Oleh: Abi Ananda Rasyid | Mei 22, 2007

Rice Husk Ash


Tahukah Kita: Abu Sekam Padi dalam Geoteknik

Tahun 2002 yang lalu tepatnya 11-15 Agustus 2002, satu artikel berjudul “Silica waste utilization in ground improvement: A study of expansive soil treated with LRHA” menghiasi poster session di Rio de Janeiro, Brazil dalam rangka 4th International Conference on Environmental Geotechnics.

Ternyata abu sekam padi ini sangat kaya akan silica (Si) yang dalam oksidanya dikenal dengan silica dioxide. Sebenarnya penggunaan silica dalam dunia konstruksi khususnya teknologi beton sudah mulai dipakai sebagai bahan tambah. Hebatnya silica yang dari abu sekam padi ini tidak kalah dengan silica fume yang harganya cukup tinggi. Namun sayangnya, pertumbuhan tanaman padi dewasa ini telah berganti dengan pertumbuhan beton dan bata. Sehingga prospek usaha untuk pengembangan silica dari abu sekam padi akan semakin suram.

 Dari penelitian yang dilakukan secara intensif sejak tahun 1997 hingga 2005, didapat kesimpulan akhir bahwa abu sekam padi ini sangat potensial digunakan dalam bidang geoteknik terutama untuk perbaikan tanah. Dengan sedikit memberikan sentuhan iptek pada proses pembakaran, kandungan silica yang dihasilkan dapat mencapai diatas 90%. Sunggung nilai yang fantastis bukan. Dari catatan, 1995-2001, produksi sekam padi di Indonesia adalah bisa mencapai 4 juta ton per tahunnya. Berarti abu sekam yang dihasilkan 400 ribu ton per tahun. Inikan bisa menjadi nilai bagi para petani padi, jika ia tahu akan manfaatnya. Pernah, di tahun 2003 salah satu perusahaan di US memberikan tawaran untuk memproduksi silica dari abu sekam padi ini. Namun, maklumlah pola pikir dosen tidak bisa langsung dalam hitungan bisnis. Maka hilanglah kesempatan untuk meraup rezeki.
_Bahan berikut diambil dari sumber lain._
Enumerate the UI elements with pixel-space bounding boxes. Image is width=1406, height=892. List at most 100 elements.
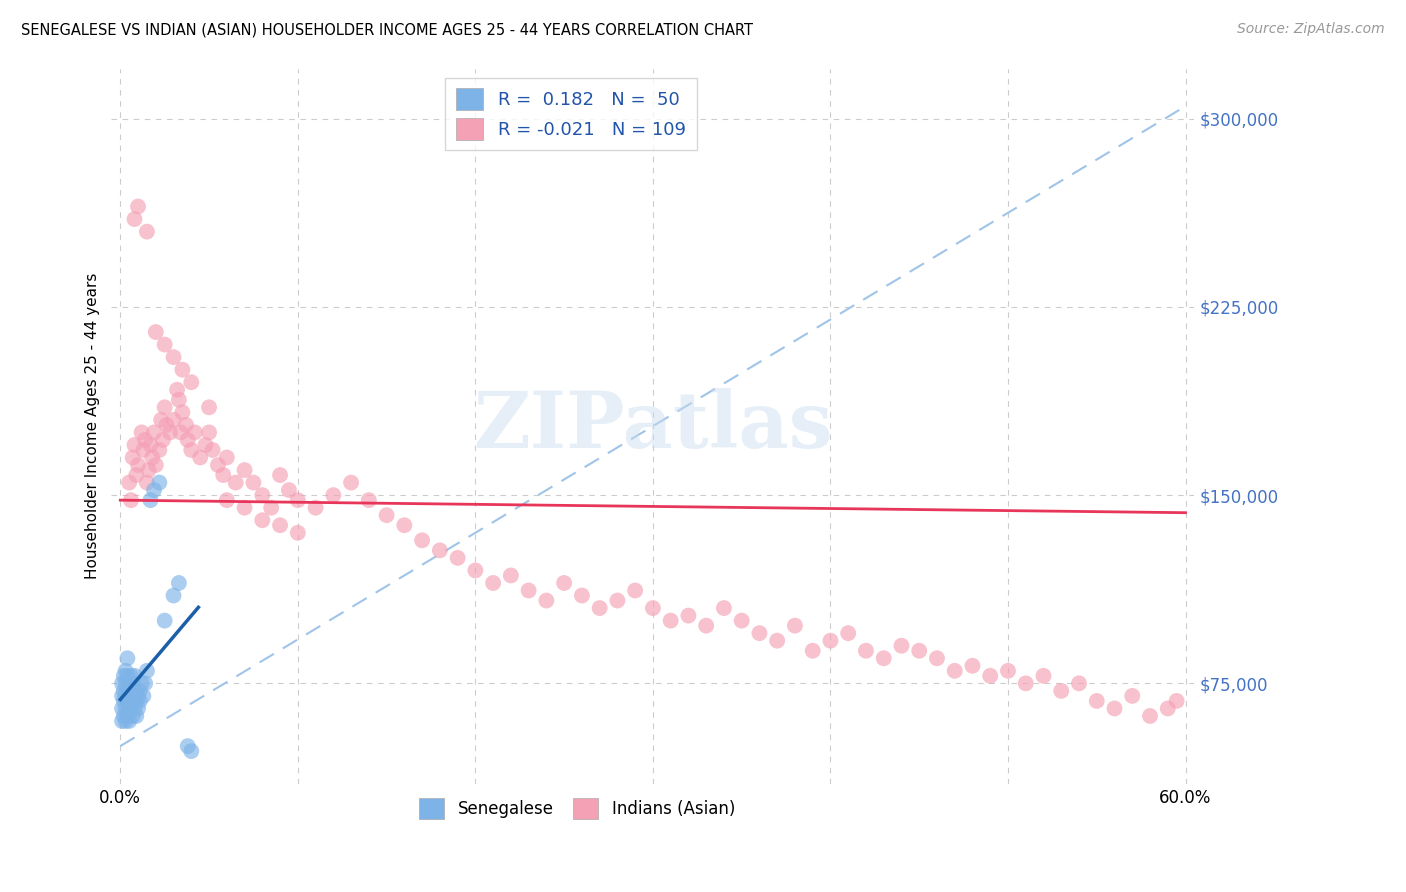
Legend: Senegalese, Indians (Asian): Senegalese, Indians (Asian): [412, 792, 742, 825]
Point: [148, 475, 170, 490]
Point: [121, 709, 143, 723]
Point: [731, 614, 754, 628]
Point: [114, 701, 136, 715]
Point: [112, 709, 135, 723]
Point: [198, 425, 221, 440]
Point: [1139, 709, 1161, 723]
Point: [837, 626, 859, 640]
Point: [162, 413, 184, 427]
Point: [124, 669, 146, 683]
Point: [118, 689, 141, 703]
Point: [134, 676, 156, 690]
Point: [801, 644, 824, 658]
Point: [117, 709, 139, 723]
Point: [112, 694, 135, 708]
Point: [124, 212, 146, 227]
Point: [117, 651, 139, 665]
Point: [357, 493, 380, 508]
Point: [908, 644, 931, 658]
Point: [121, 694, 143, 708]
Point: [678, 608, 700, 623]
Point: [322, 488, 344, 502]
Point: [117, 669, 139, 683]
Point: [1121, 689, 1143, 703]
Point: [536, 593, 558, 607]
Point: [1032, 669, 1054, 683]
Point: [695, 618, 717, 632]
Point: [127, 689, 149, 703]
Point: [260, 500, 283, 515]
Point: [174, 417, 197, 432]
Point: [120, 669, 142, 683]
Point: [177, 739, 200, 753]
Point: [394, 518, 416, 533]
Point: [124, 438, 146, 452]
Point: [139, 438, 162, 452]
Point: [121, 676, 143, 690]
Point: [135, 475, 157, 490]
Point: [624, 583, 647, 598]
Point: [114, 714, 136, 728]
Point: [962, 658, 984, 673]
Point: [375, 508, 398, 523]
Point: [153, 337, 176, 351]
Point: [143, 483, 166, 497]
Point: [411, 533, 433, 548]
Point: [124, 689, 146, 703]
Point: [1104, 701, 1126, 715]
Point: [429, 543, 451, 558]
Point: [132, 689, 155, 703]
Point: [118, 714, 141, 728]
Point: [571, 589, 593, 603]
Point: [340, 475, 363, 490]
Point: [212, 468, 235, 483]
Point: [517, 583, 540, 598]
Y-axis label: Householder Income Ages 25 - 44 years: Householder Income Ages 25 - 44 years: [86, 273, 100, 579]
Point: [659, 614, 682, 628]
Text: SENEGALESE VS INDIAN (ASIAN) HOUSEHOLDER INCOME AGES 25 - 44 YEARS CORRELATION C: SENEGALESE VS INDIAN (ASIAN) HOUSEHOLDER…: [21, 22, 754, 37]
Point: [177, 433, 200, 447]
Point: [215, 493, 238, 508]
Point: [979, 669, 1001, 683]
Text: Source: ZipAtlas.com: Source: ZipAtlas.com: [1237, 22, 1385, 37]
Point: [120, 493, 142, 508]
Point: [114, 676, 136, 690]
Point: [1085, 694, 1108, 708]
Point: [162, 350, 184, 364]
Point: [499, 568, 522, 582]
Point: [125, 709, 148, 723]
Point: [269, 518, 291, 533]
Point: [606, 593, 628, 607]
Point: [269, 468, 291, 483]
Point: [112, 684, 135, 698]
Point: [1166, 694, 1188, 708]
Point: [135, 664, 157, 678]
Point: [180, 744, 202, 758]
Point: [188, 450, 211, 465]
Point: [111, 689, 134, 703]
Point: [748, 626, 770, 640]
Point: [233, 463, 256, 477]
Point: [131, 676, 153, 690]
Point: [135, 225, 157, 239]
Point: [943, 664, 966, 678]
Point: [713, 601, 735, 615]
Point: [225, 475, 247, 490]
Point: [641, 601, 664, 615]
Point: [873, 651, 896, 665]
Point: [167, 576, 190, 591]
Point: [127, 458, 149, 472]
Point: [588, 601, 610, 615]
Point: [925, 651, 948, 665]
Point: [233, 500, 256, 515]
Point: [162, 589, 184, 603]
Point: [166, 383, 188, 397]
Point: [287, 493, 309, 508]
Point: [125, 468, 148, 483]
Point: [242, 475, 264, 490]
Point: [117, 684, 139, 698]
Point: [125, 684, 148, 698]
Point: [127, 200, 149, 214]
Point: [152, 433, 174, 447]
Point: [482, 576, 505, 591]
Untuk menghasilkan silica yang berkualitas, tidak bisa sembarangan membakar sekam padi. Sewaktu menempuh program Master, diperlukan berbulan-bulan untuk menghasilkan cara yang mudah dan murah untuk mendapatkan silica dari abu sekam padi. Ingat, kita perlu cara mudah dan murah …. ya karena kita bangsa yang miskin. Namun, sayangnya cara yang didapat berbulan-bulan ini tidak sempat ditularkan kepada masyarakat atau industri. Mau tahu caranya … silahkan untuk mendanai untuk pembuatan alatnya. Insya Allah, GERG UMY siap ….

Semoga bermanfaat.

(cf. Muntohar, A.S., and Hashim, R., 2002, “Silica waste utilization in ground improvement: A study of expansive soil treated with LRHA”, 4th International Conference on Environmental Geotechnics (ICEG), 11-15 August, Rio de Janeiro, Brazil) — Poster 4-ICEG (click)


Responses

  1. Amin…
    Semoga bisa didanai…🙂

    Terima kasih atas tulisannya….

  2. saya akan mengadakan penelitian tentang ” Pemanfaatan Rice Husk Ash untuk Membuat Dry Mortar “, mungkin kita bisa sharing.
    Terima kasih.

  3. Bapak/Saudara Imansyah,
    Insya Allah kita bisa sharing. Semasa S2, teman kerja saya juga studi RHA untuk bahan tambah dan mortar. Insya Allah bisa saling diskusi. Selamat berpenelitian ria

    Salam

  4. Boleh saya tahu, berapa % (terhadap bobot kering oven sekam) silica tersebut yang dapat larut air ?
    Karena padi juga membutuhkan silica untuk pertumbuhannya.

  5. Bpk Muntohar,

    saya sangat tertarik dg kilasan artikel Bpk. Saya baru saja menyelesaikan disertasi saya (Universitas Potsdam, Germany) mengenai karakterisasi silica di tanaman ekor kuda (Equisetum) yg hanya tumbuh di negara empat musim.
    Saya sgt tertarik utk melanjutkan bidang penelitian dalam kajian utilisasi limbah silica dari sekam padi yg mrpkan limbah agricultural terbesar di Indonesia utk industri kosmetik, makanan, bangunan (semen, beton, steel), pupuk, dll. Namun saya menghadapi byk kendala utk melangkah lbh jauh dlm bidang ini. Dalam skala lab, isolasi silica di tanaman (sekam padi, ekor kuda) sdh dpt diperoleh dg proses yg cukup sederhana. Namun utk produksi dlm skala yg lebih besar, memang benar, msh diperlukan riset yg ckp panjang di samping harga alat yg cukup mahal dan kebergantungan dana/ sponsor yg tertarik akan industri biosilica yg sebenarnya cukup promising.
    Di samping pembakaran limbah sekam padi sebnrnya bisa dikontrol utk mendptkan abu silika dg tidak karsinogenik, produksi bio-energi, dan proses pengolahan limbah yg eco-friendly.
    Apakah Bpk dpt memberi saya masukan berkaitan dg institusi di Indonesia yg bisa menampung interest penelitian saya di bidang ini?
    Terima kasih. Salam.

  6. Saya lagi bwt tugas akhir/skripsi dengan jdul studi mengenai pozzolan, abu sekam padi merupakan salah satu materi yg perlu saya ketahui,klo blh sya dkrim informasinya n salam dr mhsiswa teknik sipil unika soegijapranata semarang thx……

  7. malam pak…
    saya sgt tertarik dengan artikel yg bpk krim. yg jd pertanyaan saya, brp dosis optimum abu sekam yg dbutuhkan tanaman padi di lahan gambut??
    kebutuhan Si untuk tanah dan tanaman (dosis)??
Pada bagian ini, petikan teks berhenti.